Where did you find Sling switches? I usually rebuild the stacks with new blades from PBR. I still get the machine gunning even with new blades. An old pin head told me to stretch the rubbers on the slings and it seems to help.

3 months later
#119 3 years ago

I would also 86 those darn IDC connectors and install Molex. MPU and SDB.

4 months later
#124 3 years ago

When I read about the EBD HT issue, I contacted Outer Edge as well. The original EBD HT had not been installed and they sent a replacement anyway.

7 months later
#127 2 years ago
Quoted from Mathazar:

Respectfully disagree (and I've recently done a CPR playfield swap on my new Meteor project). When it works right, hardtops are way easier to install and 2 years later the three I've done still look like new. The ink/adhesion problem that affected a couple of hardtop batches was rectified last year.

I agree. I have done 3 EBD CPR swaps. Just running the new trace wire and changing out the lamp sockets is a chore. Also getting the drop target banks aligned before pre-drilling the pilot holes for the banks is tricky and time consuming.

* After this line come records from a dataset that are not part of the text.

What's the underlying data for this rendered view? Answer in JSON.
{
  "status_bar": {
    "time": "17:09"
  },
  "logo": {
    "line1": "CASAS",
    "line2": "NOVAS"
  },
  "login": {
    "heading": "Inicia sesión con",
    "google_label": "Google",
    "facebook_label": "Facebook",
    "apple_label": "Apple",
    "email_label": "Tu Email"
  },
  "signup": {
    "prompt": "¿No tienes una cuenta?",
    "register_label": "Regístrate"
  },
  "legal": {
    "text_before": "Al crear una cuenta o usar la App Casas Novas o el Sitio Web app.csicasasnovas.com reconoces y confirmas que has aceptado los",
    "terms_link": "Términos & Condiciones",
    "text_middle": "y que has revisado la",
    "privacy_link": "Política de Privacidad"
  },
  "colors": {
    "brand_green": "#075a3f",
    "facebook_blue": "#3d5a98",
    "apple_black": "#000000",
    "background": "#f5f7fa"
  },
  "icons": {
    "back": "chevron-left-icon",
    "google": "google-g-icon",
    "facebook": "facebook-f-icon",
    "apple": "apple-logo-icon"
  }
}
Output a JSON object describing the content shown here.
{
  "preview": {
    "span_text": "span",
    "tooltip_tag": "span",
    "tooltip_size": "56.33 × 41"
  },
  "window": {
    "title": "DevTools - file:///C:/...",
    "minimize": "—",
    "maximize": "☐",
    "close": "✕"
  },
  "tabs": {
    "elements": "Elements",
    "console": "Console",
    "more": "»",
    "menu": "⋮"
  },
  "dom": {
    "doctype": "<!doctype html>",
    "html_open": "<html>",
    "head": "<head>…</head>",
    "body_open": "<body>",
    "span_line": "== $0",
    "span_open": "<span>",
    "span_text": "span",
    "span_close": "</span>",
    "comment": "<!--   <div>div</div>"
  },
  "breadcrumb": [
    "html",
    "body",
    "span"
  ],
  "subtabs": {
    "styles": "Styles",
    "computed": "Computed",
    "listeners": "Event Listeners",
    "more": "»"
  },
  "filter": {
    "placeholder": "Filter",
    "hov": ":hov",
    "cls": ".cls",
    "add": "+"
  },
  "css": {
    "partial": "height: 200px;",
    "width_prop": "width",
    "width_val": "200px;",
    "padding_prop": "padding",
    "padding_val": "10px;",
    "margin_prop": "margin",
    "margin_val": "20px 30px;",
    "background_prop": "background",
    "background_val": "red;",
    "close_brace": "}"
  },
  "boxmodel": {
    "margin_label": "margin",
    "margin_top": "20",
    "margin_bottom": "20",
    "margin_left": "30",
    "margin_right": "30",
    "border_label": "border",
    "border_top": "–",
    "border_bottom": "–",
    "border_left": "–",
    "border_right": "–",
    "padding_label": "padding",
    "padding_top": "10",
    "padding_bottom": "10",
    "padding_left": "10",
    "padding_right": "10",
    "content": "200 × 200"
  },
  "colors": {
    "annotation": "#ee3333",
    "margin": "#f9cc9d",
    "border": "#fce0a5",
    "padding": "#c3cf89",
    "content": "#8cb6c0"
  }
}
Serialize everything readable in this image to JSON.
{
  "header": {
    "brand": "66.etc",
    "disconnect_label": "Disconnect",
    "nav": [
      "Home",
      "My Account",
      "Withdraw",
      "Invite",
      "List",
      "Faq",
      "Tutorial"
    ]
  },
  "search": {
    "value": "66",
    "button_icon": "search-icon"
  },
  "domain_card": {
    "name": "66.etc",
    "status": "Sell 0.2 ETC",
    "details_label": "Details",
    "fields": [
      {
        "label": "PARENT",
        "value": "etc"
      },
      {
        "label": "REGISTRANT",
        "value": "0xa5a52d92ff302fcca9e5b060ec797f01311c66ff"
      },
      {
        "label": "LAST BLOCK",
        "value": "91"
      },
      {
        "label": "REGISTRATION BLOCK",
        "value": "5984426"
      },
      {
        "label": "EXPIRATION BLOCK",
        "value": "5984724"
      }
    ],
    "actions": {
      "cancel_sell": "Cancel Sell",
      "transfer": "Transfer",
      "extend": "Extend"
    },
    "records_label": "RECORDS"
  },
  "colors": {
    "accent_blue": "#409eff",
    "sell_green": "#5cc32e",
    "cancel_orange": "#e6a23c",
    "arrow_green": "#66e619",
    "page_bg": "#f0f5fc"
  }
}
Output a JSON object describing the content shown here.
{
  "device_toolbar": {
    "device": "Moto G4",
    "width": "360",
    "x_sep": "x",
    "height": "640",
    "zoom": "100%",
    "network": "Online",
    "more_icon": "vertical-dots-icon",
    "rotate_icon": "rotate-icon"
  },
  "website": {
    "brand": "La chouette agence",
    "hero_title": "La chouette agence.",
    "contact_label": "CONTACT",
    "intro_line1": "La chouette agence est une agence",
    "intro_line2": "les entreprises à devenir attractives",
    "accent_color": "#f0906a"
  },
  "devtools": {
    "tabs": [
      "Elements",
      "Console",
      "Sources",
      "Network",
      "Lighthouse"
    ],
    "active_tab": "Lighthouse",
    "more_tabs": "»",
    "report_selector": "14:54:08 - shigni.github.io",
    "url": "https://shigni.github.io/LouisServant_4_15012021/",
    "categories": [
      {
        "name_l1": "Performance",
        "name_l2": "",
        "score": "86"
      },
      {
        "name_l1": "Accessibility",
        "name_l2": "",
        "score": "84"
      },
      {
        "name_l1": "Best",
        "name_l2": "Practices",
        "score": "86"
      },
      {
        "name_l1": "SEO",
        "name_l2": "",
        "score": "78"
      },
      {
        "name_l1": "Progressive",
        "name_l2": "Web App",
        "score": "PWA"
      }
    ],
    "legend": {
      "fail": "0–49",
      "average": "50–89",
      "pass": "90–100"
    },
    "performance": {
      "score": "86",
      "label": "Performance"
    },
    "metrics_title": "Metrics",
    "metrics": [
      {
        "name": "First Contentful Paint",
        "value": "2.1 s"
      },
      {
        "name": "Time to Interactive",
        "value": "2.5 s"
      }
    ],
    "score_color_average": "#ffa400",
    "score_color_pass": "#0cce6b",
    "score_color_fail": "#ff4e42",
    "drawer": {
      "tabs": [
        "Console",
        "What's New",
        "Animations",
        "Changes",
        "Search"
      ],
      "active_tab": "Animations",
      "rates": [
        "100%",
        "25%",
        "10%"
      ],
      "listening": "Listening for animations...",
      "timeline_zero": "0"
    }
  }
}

Either hardtop or swap, both are a crap ton of prep and work.

4 weeks later
#129 2 years ago
Quoted from R-64:

Great thread, I have a Space Shuttle hardtop to install (all sanded, inserts yet to go) so this is very useful.
I wonder if any of the bubbling might be caused by
- bolts/hardware pushing sideways against the inside edge of slightly misaligned holes in the hardtop
- pillars or other hardware done up too tight, causing a dip/wave
- air getting in between PF and HT on big gaps with no surrounding hardware
Though I see some of these bubbles are around areas with not much hardware nearby.
Just a thought, this has given me a lot to consider in getting prepared so thanks!

According to Outside Edge the bubbling was a result of the makers of the ht material. The glue that was used was changed wo their knowledge. OE sent me a replacement since I bought one of these when first released. I haven't installed the newer version to tell if any problems have had or will occur.

From the experts I have been told to use a 2 part clear coat as opposed to anything that may take a long time to out gas or cure. So I used spray max. It made the inserts look new again after sanding them from 400 grit all the to 2500 grit. I sanded them dry in fear of raising the surrounding wood grain.

I was also told to use all LED lamps to keep the heat to a minimum so that the HT doesn't bubble up.

#132 2 years ago
Quoted from Mathazar:

Overkill IMO. I'm more than happy with how my inserts look after wet sanding prior to laying down a hardtop. 30-60 minutes, no dangerous chemicals or outgassing to deal with, done.
When done right, hardtops are a fantastic alternative to playfield swaps - way cheaper, quicker, and much less invasive while looking and in my experience playing every bit the same in the end. Fortunately, there are solutions for everyone and their budgets ($$ and time).

No big deal, I sprayed outside with a respirator. I was doing a High Speed which has jeweled inserts so clearing is almost imperative. Plus I like adding clear to the ugly worn out shooter lane.

And true, HT is about 30% less work than a complete swap.

#134 2 years ago
Quoted from Mathazar:

I'll tell you what - if I had the space and the money (not to mention the time) I think I'd love to set up a paint booth and graduate from rattle can paint jobs and try my own hand at clearcoating in a full bunny suit/respirator/etc. I've got a tiny space in my garage and my driveway with which to work, and where I live I really only have 6 or so months out of the year to do it. On the flip side, humidity is not an issue in my area.

I'm with ya on that! I was considering a portable spray booth but they ain't cheap. Early Nov and it's already dipping in the low 30's over night in south Jersey.